When a visitor arrives at a website it is for a reason, maybe it’s to gather information about a business or product, read the news, socialize or shop. It is important that you prioritize this content rather than focusing on graphic-heavy designs that do nothing to help visitors accomplish their goals. Put the visitor’s reason for being there front and center rather than trying to showcase your design skill.
It is important that you know how to write for websites and format that content for online consumption patterns as well. People don’t read websites the way they read a book, magazine or newspaper; rather they scan, checking out headlines, looking for keywords and review lists. If they see a headline that perks their interest, they will read the content under it.

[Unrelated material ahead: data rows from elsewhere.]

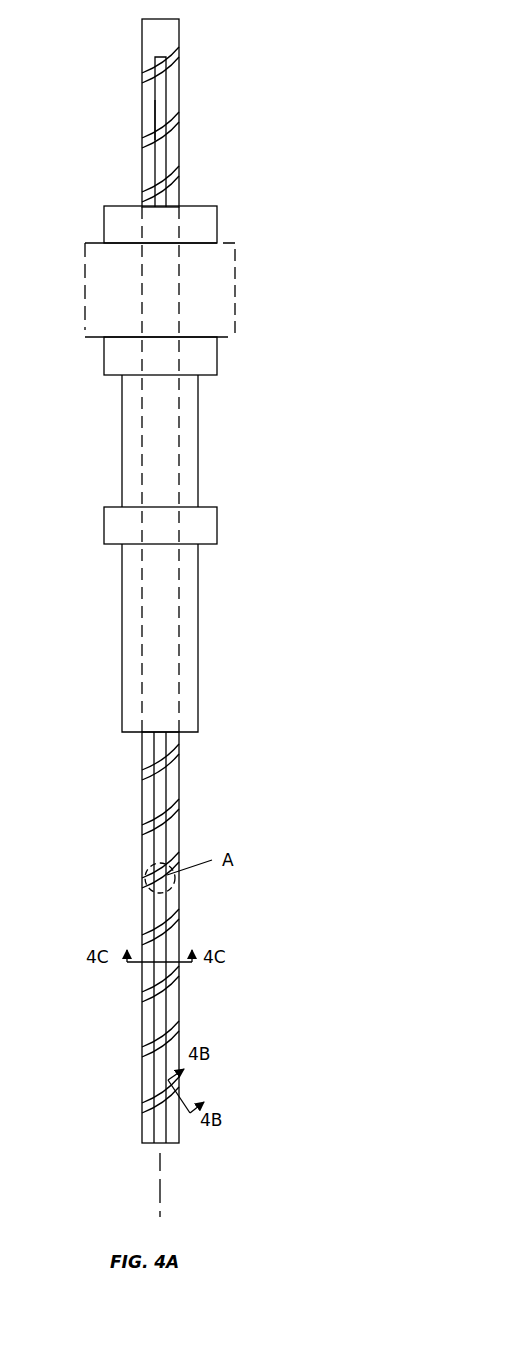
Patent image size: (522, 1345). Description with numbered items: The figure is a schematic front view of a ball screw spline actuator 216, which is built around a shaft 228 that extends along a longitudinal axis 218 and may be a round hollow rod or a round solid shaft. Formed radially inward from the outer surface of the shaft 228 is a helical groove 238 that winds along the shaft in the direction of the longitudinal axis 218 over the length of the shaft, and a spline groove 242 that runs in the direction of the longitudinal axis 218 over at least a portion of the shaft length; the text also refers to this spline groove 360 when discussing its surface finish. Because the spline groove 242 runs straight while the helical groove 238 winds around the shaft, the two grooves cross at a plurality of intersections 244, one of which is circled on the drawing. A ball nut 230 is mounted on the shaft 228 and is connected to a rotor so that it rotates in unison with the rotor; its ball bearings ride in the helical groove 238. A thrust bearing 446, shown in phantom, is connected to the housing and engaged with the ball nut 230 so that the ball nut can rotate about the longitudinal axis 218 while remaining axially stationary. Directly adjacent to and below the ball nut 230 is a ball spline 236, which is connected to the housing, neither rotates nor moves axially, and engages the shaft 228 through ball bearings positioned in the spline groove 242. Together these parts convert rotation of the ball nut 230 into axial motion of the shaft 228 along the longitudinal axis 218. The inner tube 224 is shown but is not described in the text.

The ball screw spline actuator 216 is at (282, 131).
The longitudinal axis 218 is at (160, 1167).
The inner tube 224 is at (167, 78).
The shaft 228 is at (179, 30).
The ball nut 230 is at (198, 424).
The ball spline 236 is at (198, 610).
The helical groove 238 is at (152, 72).
The spline groove 242 is at (167, 784).
The intersections 244 is at (175, 888).
The spline groove 360 is at (153, 108).
The thrust bearing 446 is at (236, 268).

To cater to the way that modern website visitors read, you should format your content to fit this behavior, utilize lists, highlight keywords, write using short paragraphs and avoid jargon, stick with simple, concise messages that are easy to read and understand. Empathize with website visitors to determine what message you should share with them, remembering that effective communication is a primary goal for the website.

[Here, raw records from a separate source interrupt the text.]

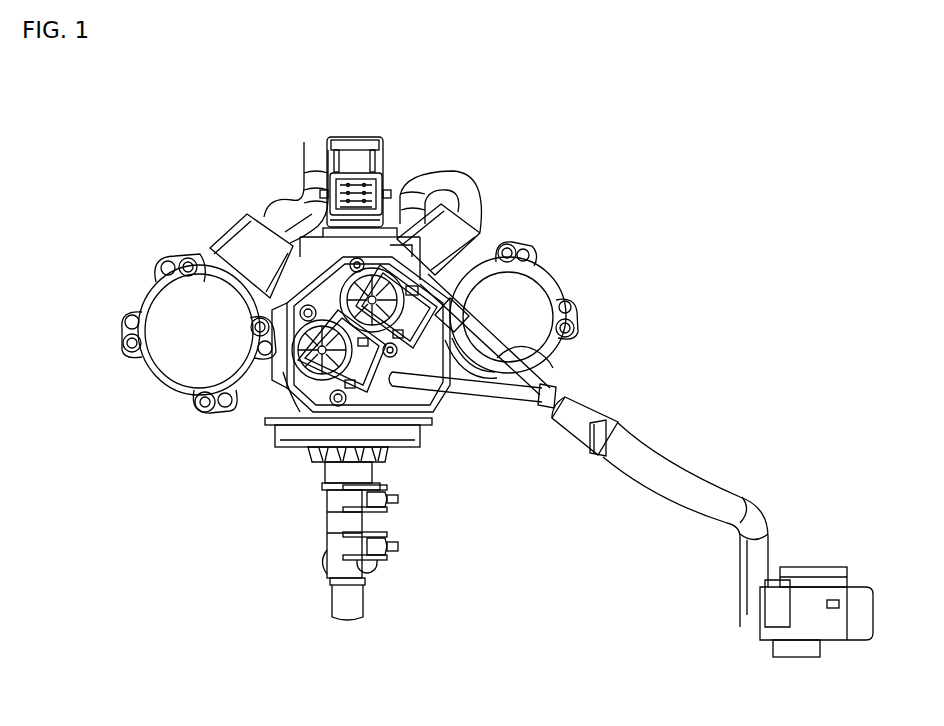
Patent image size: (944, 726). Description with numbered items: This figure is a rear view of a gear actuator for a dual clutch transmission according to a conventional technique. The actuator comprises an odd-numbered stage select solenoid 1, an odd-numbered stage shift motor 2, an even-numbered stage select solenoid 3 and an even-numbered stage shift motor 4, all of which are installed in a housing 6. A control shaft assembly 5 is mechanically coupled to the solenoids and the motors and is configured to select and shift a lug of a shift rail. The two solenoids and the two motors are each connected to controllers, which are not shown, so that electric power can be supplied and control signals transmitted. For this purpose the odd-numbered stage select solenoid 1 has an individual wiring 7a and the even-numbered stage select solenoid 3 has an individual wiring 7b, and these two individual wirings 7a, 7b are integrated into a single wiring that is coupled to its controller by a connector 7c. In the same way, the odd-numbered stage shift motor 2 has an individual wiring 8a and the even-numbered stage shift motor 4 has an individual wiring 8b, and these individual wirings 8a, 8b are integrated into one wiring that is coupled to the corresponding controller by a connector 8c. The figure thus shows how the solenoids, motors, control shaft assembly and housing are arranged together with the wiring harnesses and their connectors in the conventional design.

The odd-numbered stage select solenoid 1 is at (292, 405).
The odd-numbered stage shift motor 2 is at (530, 290).
The even-numbered stage select solenoid 3 is at (420, 423).
The even-numbered stage shift motor 4 is at (176, 356).
The control shaft assembly 5 is at (340, 603).
The housing 6 is at (285, 447).
The individual wiring 7a is at (463, 390).
The individual wiring 7b is at (558, 358).
The connector 7c is at (823, 577).
The individual wiring 8a is at (440, 173).
The individual wiring 8b is at (305, 178).
The connector 8c is at (358, 138).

Use design to enhance the experience
Visual design is an important part of any website design. It can create delight and spark interest in a website. As a designer, this is often the most enjoyable part of the process as you are able to get your hands dirty creating something wonderful. Perhaps you have the chance to use a new trick or style you want to use. There is no denying that positive feedback on design work is a great feeling.

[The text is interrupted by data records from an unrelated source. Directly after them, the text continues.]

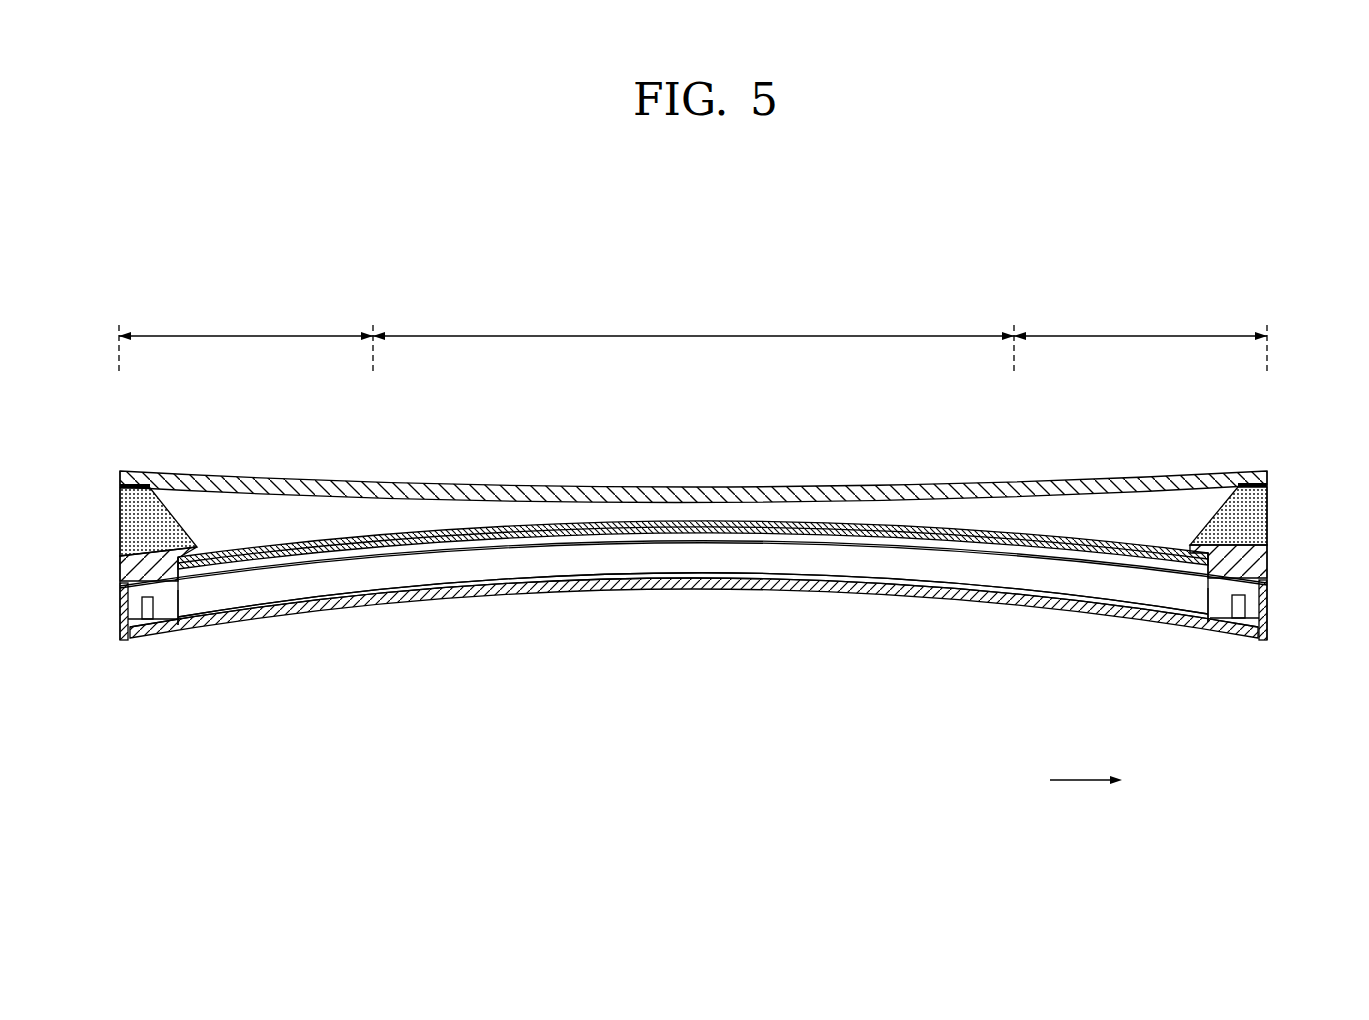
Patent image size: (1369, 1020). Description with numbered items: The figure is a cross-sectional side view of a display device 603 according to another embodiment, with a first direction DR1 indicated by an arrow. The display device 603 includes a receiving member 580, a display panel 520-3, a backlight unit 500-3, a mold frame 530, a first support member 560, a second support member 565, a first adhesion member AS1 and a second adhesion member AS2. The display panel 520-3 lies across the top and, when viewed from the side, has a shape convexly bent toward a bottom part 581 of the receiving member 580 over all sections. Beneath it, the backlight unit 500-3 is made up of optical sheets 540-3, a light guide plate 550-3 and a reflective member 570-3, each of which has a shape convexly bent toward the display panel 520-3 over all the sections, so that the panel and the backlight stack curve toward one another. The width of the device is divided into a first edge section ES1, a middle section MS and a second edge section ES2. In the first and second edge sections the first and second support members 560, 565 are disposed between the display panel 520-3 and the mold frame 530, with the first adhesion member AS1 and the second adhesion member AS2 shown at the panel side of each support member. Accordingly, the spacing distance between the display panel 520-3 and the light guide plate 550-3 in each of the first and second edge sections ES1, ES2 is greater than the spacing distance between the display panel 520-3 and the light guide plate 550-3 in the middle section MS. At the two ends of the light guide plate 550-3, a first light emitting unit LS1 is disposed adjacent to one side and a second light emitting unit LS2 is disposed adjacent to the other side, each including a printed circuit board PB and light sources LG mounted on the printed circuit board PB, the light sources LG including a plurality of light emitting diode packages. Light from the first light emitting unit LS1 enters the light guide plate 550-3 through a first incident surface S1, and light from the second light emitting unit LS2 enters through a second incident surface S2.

The display device 603 is at (1238, 246).
The first edge section ES1 is at (246, 323).
The middle section MS is at (693, 323).
The second edge section ES2 is at (1140, 325).
The display panel 520-3 is at (1277, 476).
The first adhesion member AS1 is at (120, 485).
The second adhesion member AS2 is at (1268, 487).
The first support member 560 is at (121, 517).
The second support member 565 is at (1260, 525).
The mold frame 530 is at (130, 567).
The optical sheets 540-3 is at (697, 530).
The light guide plate 550-3 is at (765, 562).
The reflective member 570-3 is at (835, 578).
The bottom part 581 is at (907, 597).
The backlight unit 500-3 is at (663, 665).
The receiving member 580 is at (1264, 600).
The light sources LG is at (125, 609).
The printed circuit board PB is at (143, 623).
The first incident surface S1 is at (175, 613).
The second incident surface S2 is at (1211, 607).
The first light emitting unit LS1 is at (158, 707).
The second light emitting unit LS2 is at (1295, 707).
The first direction DR1 is at (1106, 780).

Remember, though, that your goal is to create an effective website and not to show off your design skill. Often efforts to show off design skill get in the way of positive user experiences. First and foremost, you want to create a website with a great user experience and your design work should help facilitate that. Pay attention to the details, micro-moments are an important part of modern design and spending the extra time on them can enhance a website’s success.
Keep in mind that over time most of us have stopped paying attention to ads online. Avoid designing elements that look like ads as they will just be ignored by users. Don’t forget to use white-space in your design; whitespace is an essential part of a great design. It will make your content more legible and help visitors focus on key elements when properly used.
Pay attention to feedback
Great user experiences tend to change subtly over time with small improvements being made here and there. Plan ahead on how you will manage the feedback process. To improve user experiences, you need to empathize with the target audience. You want to be careful to pay attention to the details when they do give you feedback as well. These can be worth their weight in gold if you utilize the feedback to improve your user interface.
You should have a goal to make the user experience better over time. How can you make it more intuitive or more relevant? The website’s visitors will have the answer. After your design is programmed and launched, pay attention to the metrics and make adjustments to work to improve conversion and user engagement. The launch of your design should be seen as a starting point for a long-term conversion and engagement strategy.